Quel est le programme qui vous a le plus marqué ?
Toujours difficile à dire. J’ai été très marquée par l’expérience Miss France le plus gros programme indoor en France. Je me suis battue pour l’avoir parce que c’est un show qui me fait rêver, de par la magie des tenues, la beauté des robes… Plus de 400 personnes interviennent sur ce programme diffusé en direct. Et puis, il y a cet ascenseur social, en vertu duquel des jeunes femmes vont soudain changer de vie. J’aime ce côté "game changer".
Comment évolue le monde de l’audiovisuel ?

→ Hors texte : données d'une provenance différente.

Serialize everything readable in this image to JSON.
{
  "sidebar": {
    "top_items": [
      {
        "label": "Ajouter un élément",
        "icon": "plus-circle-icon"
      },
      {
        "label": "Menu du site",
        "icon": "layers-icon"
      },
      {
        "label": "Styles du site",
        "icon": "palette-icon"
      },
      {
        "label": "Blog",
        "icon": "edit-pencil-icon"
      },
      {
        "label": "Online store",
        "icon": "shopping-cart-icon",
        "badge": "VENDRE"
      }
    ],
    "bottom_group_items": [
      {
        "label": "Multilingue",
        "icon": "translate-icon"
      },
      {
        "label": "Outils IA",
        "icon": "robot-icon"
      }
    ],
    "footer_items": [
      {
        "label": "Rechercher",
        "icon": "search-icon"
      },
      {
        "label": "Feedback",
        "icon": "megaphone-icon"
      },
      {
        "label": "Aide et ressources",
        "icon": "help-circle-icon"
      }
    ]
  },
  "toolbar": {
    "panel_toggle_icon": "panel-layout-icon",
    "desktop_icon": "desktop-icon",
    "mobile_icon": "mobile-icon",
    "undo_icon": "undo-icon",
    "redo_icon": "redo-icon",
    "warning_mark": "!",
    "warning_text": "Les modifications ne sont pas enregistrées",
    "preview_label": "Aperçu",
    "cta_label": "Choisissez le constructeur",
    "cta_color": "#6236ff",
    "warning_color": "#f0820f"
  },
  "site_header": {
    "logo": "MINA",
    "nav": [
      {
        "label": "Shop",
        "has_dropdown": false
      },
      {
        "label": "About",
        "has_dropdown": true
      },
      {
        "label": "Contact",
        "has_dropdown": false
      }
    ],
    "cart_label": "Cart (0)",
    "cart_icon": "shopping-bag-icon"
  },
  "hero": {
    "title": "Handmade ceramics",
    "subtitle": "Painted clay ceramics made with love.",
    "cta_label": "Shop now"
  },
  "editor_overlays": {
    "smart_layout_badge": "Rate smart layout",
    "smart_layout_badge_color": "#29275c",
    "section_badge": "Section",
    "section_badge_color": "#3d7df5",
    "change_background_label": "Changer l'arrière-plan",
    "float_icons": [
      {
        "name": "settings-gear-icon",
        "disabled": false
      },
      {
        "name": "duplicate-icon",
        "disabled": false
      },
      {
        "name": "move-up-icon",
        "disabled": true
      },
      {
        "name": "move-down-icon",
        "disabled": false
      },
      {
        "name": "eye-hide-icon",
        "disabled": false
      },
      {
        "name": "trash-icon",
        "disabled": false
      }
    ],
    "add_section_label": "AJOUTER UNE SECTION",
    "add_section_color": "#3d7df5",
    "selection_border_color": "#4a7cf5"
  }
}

Il devient compliqué pour les diffuseurs. Nous, en tant que producteurs de contenus, nous racontons des histoires et le monde aura toujours besoin de s’évader à travers nos programmes entre autres. Pour cela notre préoccupation, c’est de rester toujours en phase avec les tendances de l’époque. Il est intéressant de noter que comme dans beaucoup de secteur, il y a des modes. La Hollande a été précurseur en matière de télé-réalité, les Israéliens ont été très inventifs en fiction. Actuellement, les Coréens sont très créatifs en matière de programmes.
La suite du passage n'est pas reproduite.